Question

The setup is Glassfish 2.1.1 and a Java standalone client. Connection is via IIOP. Our client produces an enormous amount of traffic on the wire and I'm trying to find out where this comes from.

From my understanding the protocol hierarchy should look like

Ethernet -> IP -> TCP -> GIOP -> CDR

Up to GIOP this is what I see in Wireshark, but the payload of the GIOP messages is unclear.

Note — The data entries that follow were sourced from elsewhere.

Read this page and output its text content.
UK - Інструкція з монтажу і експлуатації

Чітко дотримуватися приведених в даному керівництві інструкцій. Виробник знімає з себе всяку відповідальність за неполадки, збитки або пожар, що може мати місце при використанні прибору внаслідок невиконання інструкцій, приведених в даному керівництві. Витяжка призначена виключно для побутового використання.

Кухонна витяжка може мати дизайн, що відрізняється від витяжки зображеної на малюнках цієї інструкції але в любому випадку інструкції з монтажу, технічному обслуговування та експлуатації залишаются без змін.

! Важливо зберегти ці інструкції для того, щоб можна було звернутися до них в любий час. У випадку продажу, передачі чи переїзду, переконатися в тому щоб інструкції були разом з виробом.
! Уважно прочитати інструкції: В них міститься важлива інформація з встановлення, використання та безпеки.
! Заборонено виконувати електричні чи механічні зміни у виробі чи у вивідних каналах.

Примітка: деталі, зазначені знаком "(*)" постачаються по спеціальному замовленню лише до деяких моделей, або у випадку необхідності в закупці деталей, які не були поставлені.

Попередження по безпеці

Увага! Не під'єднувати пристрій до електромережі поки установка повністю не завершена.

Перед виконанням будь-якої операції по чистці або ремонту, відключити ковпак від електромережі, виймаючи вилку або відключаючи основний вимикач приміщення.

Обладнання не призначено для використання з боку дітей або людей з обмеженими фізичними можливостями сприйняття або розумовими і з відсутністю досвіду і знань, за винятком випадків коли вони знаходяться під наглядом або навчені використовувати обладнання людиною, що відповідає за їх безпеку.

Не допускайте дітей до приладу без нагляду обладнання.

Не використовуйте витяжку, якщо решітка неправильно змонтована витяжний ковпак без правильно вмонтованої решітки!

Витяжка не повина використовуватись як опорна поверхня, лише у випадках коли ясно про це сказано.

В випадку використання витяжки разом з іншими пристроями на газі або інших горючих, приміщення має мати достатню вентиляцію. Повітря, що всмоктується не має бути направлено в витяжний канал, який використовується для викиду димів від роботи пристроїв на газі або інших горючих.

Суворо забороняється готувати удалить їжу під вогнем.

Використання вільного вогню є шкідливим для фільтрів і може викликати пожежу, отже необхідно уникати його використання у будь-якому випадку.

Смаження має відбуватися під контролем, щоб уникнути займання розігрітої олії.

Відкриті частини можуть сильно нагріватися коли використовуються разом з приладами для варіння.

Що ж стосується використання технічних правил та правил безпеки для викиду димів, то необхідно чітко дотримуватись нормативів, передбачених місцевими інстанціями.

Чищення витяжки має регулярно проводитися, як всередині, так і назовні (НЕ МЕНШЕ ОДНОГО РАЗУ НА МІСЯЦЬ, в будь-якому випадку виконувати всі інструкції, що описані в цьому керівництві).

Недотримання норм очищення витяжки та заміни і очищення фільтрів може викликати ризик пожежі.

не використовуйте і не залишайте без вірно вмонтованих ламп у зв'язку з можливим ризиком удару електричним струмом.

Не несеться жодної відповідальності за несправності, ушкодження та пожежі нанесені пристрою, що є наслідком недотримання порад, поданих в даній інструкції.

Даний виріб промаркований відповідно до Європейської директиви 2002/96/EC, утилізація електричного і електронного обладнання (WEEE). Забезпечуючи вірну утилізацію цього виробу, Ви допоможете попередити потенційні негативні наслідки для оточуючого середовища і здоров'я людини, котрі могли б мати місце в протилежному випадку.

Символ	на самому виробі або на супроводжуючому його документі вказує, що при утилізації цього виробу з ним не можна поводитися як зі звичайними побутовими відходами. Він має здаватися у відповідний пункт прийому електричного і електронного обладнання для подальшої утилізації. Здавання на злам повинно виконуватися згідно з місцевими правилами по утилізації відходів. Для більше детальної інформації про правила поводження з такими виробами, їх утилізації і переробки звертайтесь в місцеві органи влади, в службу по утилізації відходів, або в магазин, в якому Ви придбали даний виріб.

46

Unfortunately Wireshark doesn't dissect the payload of the GIOP-Messages. I thought the GIOP Messages should contain Java objects serialized with CORBA CDR, because that is the CORBA serialization. (After all for non Java clients, I'd had to generate IDL, so CDR should be used anywhere).

What I see in Wireshark is lots and lots of

XRMI:java.util.Collections\U0024SynchronizedCollection:

followed by a Hex-String and a few bytes of binary data, then again XRMI:.....

From this I suppose it's RMI and I have RMI over IIOP, giving me

Ethernet -> IP -> TCP -> GIOP -> RMI -> Java Serialization

But if the GIOP payload is RMI where does CDR fit in.

How can I interpret the payload of the GIOP messages and where can I find a spec for RMI over IIOP?

Was it helpful?

Solution

RMI over IIOP is just CDR over GIOP as you have above. It's not a different protocol and it does not use Java Serialization. Its whole purpose is to be compatible with CORBA.